Research has found that the primary risk factors preceding homelessness among veterans are consistent with those for the general population: substance abuse, mental health problems, and income-related factors. However, these and other risk factors related to military service appear to interact to increase vulnerability to homelessness among veterans. Programs targeted to veterans integrate the separate systems of healthcare and other benefits managed and implemented by the Department of Veterans Affairs with the homeless services system and providers of mainstream housing assistance.
What are the implications for policymakers and practitioners?
The remarkable reduction in veteran homelessness achieved in recent years provides some lessons for policy and practice:
- At the federal level, support robust funding for targeted interventions that link supportive services and affordable housing to reduce returns to homelessness among veterans (whether permanent subsidies as in HUD-VASH or short-term assistance as in the Supportive Services for Veteran Families program).
- At the local level, support continued implementation of community-wide crisis response systems specifically for veterans and organized by the local VA, providers, and Continuum of Care (CoC) staff that can identify and assist veterans with immediate access to prevention, shelter, and re-housing assistance.
- Involve the local VA in the CoC, and strive to ensure all homelessness assistance programs run by the VA and its grantees are fully integrated into the CoC.
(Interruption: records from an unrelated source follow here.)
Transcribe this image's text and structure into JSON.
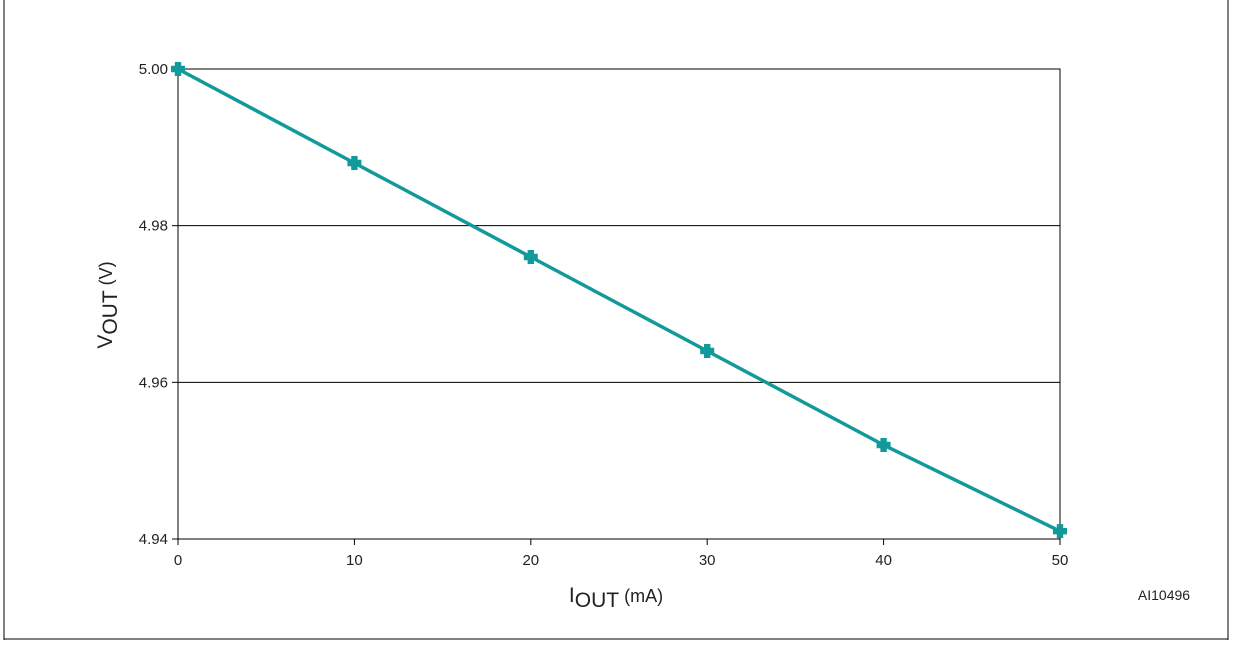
{
  "chart_data": {
    "type": "line",
    "x": [
      0,
      10,
      20,
      30,
      40,
      50
    ],
    "series": [
      {
        "values": [
          5.0,
          4.988,
          4.976,
          4.964,
          4.952,
          4.941
        ]
      }
    ],
    "xlabel": {
      "main": "I",
      "sub": "OUT",
      "unit": " (mA)"
    },
    "ylabel": {
      "main": "V",
      "sub": "OUT",
      "unit": " (V)"
    },
    "xlim": [
      0,
      50
    ],
    "ylim": [
      4.94,
      5.0
    ],
    "x_ticks": [
      "0",
      "10",
      "20",
      "30",
      "40",
      "50"
    ],
    "y_ticks": [
      "4.94",
      "4.96",
      "4.98",
      "5.00"
    ],
    "grid": "horizontal",
    "marker": "cross",
    "colors": {
      "series": "#12999a",
      "axes": "#000000",
      "grid": "#000000"
    }
  },
  "figure_code": "AI10496"
}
- Establish measurable local goals for preventing and ending veteran homelessness and a timeline in which to achieve those goals. Build data-sharing relationships between housing organizations, the local VA, and service providers so all stakeholders can regularly assess progress against those benchmarks.
- To the extent possible, design programs that are responsive both to current circumstances related to housing loss such as loss of a job or health problems and to the unique characteristics and risk profiles of veterans from different eras and and types of deployment such as exposure to combat-related traumatic events.